6. Validate the Repair
Verify that the repair resolves the violation:
Option A: Re-run Model Checker
- Execute the model checker on the repaired code
- Verify the temporal property now holds
- Check that no new violations were introduced
Option B: Generate and Run Tests
- Create test cases based on the counterexample
- Generate additional tests for edge cases
- Execute tests and verify they pass
- Ensure existing tests still pass (regression testing)
Output: Validation results showing the property is satisfied.
7. Document the Repair
Provide a comprehensive explanation:
- Root cause: What caused the violation
- Repair strategy: Why this approach was chosen
- Minimality justification: Why this is the smallest necessary change
- Behavior preservation: How intended functionality is maintained
- Validation results: Evidence that the repair works
Output Format
Structure the final output as follows:
## Repaired Code
[Modified source code with changes clearly marked]
## Changes Made
- [Line X]: [Description of change]
- [Line Y]: [Description of change]
## Root Cause Analysis
[Explanation of what caused the violation]
## Repair Strategy
[Why this repair approach was chosen]
[Why it is minimal and semantically justified]
## Behavior Preservation
[How the repair maintains intended program behavior]
## Validation Results
[Model checking results OR test execution results]
[Confirmation that the property now holds]
Common Scenarios
Safety Property Violations
Example: "The system must never enter an error state"
- Look for missing error checks or exception handling
- Add guards to prevent invalid state transitions
- Validate with assertions or model checking
Liveness Property Violations
Example: "Every request must eventually be processed"
- Look for deadlocks, infinite loops, or missing progress conditions
- Add fairness constraints or progress guarantees
- Validate with liveness checking or timeout tests
Synchronization Issues
Example: "Shared resources must be accessed atomically"
- Look for race conditions or missing locks
- Add synchronization primitives (mutexes, semaphores)
- Validate with concurrency testing or model checking
State Machine Violations
Example: "State transitions must follow the specified protocol"

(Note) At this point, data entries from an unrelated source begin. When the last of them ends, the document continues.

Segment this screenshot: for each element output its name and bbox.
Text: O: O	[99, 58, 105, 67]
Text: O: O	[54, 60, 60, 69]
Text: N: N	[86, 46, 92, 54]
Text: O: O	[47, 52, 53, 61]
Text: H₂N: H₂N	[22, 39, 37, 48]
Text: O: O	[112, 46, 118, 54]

- Look for missing state checks or incorrect transition logic
- Add state validation or fix transition conditions
- Validate with state machine verification
Tips for Effective Repairs
- Start simple: Try the minimal fix first before complex refactoring
- Preserve structure: Maintain the original code architecture when possible
- Consider side effects: Ensure repairs don't break other properties
- Document assumptions: Note any assumptions made during repair
- Test thoroughly: Validate beyond just the violated property
- Iterate if needed: If the first repair doesn't work, analyze why and adjust
Integration with Model Checkers
This skill works with various model checking tools:
- SPIN: For Promela models and LTL properties
- NuSMV/nuXmv: For SMV models and CTL/LTL properties
- CBMC: For C programs with assertions
- Java PathFinder: For Java programs
- TLA+: For TLA+ specifications
When counterexamples are provided in tool-specific formats, translate them into a clear execution trace before analysis.